From the vantage point at the top of Stortorget hill 135 meters above sea level, there’s a magnificent view of a landscape formed by 10,000 years of post-glacial rebound. The path up to the top of the mountain is steep, but there are places to rest along the way if you need to. 2,500 years ago the view was different – in those days you could look out over a large bay from the top of Stortorget. As late as the mid-19th century, Vågsfjärden fjard was connected to the sea. When Nordingrå Church was built in the 1820s, the building materials could be transported by boat to the site. Now the bay has been cut off from the sea and become a lake. In about five hundred years the same thing will happen with Kråknäsfjärden fjard. Isolation basins are one of the isostatic phenomena that have given the High Coast its status as a World Heritage Site.

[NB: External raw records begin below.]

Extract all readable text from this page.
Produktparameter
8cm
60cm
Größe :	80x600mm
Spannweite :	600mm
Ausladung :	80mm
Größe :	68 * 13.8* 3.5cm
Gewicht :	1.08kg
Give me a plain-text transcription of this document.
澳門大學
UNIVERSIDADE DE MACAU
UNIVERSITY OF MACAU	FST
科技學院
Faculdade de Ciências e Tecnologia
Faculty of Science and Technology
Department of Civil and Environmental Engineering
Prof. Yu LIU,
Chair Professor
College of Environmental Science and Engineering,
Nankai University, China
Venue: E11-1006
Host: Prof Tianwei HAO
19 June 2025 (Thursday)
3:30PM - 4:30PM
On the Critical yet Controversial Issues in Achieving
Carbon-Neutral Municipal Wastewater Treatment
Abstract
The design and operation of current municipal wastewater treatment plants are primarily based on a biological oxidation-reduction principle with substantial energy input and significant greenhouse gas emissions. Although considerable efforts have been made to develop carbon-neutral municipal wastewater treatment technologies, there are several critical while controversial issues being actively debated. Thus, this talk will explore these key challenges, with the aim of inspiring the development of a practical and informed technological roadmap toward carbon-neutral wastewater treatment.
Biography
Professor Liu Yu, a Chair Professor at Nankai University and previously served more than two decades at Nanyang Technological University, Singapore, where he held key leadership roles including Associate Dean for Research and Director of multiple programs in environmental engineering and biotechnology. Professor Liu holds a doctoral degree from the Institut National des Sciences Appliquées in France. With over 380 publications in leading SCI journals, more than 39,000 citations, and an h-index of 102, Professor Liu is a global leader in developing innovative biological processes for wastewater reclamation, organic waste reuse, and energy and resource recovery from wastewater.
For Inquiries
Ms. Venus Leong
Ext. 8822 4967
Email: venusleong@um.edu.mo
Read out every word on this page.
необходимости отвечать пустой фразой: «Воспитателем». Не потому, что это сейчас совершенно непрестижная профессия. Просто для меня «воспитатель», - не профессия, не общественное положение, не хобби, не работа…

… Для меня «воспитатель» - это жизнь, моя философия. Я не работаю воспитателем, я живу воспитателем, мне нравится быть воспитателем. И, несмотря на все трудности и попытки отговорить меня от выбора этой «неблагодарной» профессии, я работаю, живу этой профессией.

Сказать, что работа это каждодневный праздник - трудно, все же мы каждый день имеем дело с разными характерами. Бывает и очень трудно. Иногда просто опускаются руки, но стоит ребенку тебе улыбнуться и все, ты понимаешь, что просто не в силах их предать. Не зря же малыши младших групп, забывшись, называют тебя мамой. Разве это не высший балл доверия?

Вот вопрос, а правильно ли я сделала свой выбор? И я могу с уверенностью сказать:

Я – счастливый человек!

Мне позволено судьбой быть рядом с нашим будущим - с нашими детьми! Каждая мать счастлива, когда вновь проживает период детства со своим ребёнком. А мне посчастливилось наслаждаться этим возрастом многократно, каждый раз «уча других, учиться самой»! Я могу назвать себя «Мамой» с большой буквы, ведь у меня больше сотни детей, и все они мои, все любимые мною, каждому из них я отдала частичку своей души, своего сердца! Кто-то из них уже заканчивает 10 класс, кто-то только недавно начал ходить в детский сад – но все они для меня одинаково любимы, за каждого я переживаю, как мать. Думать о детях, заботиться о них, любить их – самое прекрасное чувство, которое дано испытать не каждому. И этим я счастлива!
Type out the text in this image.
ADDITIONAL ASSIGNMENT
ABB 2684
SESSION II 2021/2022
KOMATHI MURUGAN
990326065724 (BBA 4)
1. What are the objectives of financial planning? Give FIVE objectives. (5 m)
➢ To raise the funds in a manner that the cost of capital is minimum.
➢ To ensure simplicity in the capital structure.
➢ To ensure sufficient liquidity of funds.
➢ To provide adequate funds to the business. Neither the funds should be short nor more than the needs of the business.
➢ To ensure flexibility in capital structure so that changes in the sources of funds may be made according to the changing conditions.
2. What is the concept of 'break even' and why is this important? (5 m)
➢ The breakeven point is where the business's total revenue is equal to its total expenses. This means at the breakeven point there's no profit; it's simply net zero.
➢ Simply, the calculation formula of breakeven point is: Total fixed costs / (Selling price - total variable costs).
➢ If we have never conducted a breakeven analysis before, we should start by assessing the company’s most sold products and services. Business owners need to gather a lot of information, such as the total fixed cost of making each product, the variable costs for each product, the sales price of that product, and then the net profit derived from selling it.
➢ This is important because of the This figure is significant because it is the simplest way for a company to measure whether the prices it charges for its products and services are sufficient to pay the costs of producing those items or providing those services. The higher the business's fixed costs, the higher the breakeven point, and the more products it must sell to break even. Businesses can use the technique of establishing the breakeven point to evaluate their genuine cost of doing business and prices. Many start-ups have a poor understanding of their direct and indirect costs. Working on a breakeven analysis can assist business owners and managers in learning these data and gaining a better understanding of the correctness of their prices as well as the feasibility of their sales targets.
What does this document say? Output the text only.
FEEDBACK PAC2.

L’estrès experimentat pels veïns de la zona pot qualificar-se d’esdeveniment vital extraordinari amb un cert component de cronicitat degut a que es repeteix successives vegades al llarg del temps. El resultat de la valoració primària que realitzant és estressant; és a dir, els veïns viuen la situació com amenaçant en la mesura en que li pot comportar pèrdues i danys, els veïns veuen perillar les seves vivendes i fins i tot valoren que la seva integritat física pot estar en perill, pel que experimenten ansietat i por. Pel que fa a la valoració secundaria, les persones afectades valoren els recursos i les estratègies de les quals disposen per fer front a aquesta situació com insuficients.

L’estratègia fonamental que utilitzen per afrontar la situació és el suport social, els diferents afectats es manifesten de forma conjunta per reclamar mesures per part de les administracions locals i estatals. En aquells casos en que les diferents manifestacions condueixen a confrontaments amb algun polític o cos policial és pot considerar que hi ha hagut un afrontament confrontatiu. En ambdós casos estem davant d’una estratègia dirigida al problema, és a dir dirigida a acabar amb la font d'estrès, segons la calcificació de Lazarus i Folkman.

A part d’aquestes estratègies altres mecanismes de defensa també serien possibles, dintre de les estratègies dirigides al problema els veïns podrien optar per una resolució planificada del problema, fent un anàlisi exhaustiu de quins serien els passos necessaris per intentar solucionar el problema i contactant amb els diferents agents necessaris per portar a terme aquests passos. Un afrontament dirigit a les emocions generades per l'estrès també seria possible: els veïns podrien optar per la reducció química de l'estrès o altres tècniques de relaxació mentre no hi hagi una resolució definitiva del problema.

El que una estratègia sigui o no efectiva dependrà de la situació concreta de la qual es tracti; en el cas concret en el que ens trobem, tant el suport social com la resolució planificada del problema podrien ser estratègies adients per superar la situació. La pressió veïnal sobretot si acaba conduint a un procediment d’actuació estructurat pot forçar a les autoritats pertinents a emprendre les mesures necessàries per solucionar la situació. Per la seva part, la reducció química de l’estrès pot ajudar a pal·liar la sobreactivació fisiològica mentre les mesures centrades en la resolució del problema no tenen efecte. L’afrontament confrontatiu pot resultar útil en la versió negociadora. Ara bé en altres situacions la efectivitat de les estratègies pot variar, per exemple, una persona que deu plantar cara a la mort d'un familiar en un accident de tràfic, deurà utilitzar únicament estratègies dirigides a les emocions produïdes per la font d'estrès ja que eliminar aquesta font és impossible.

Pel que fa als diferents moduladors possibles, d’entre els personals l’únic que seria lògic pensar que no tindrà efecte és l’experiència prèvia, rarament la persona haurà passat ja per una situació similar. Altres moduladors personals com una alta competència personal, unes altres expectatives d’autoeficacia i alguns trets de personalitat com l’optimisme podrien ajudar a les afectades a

One of the High Coast’s most interesting geological heritage objects is steep, majestic island of Storön, where you can study rock formations from several volcanic periods of the earth’s history and how these were eroded by the ice and sea waves. But you don’t need to be interested in geology to be fascinated by the large shingle field on the island’s rugged outer side or the dramatic precipice of diabase and sandstone on the southern tip of the island.
The lake on the island was a bay and a fishing harbour until the 1870s, but in the early 18th century the land uplift caused the harbour entrance to become too shallow, and eventually the fishing village had to be relocated to Nyhamnen.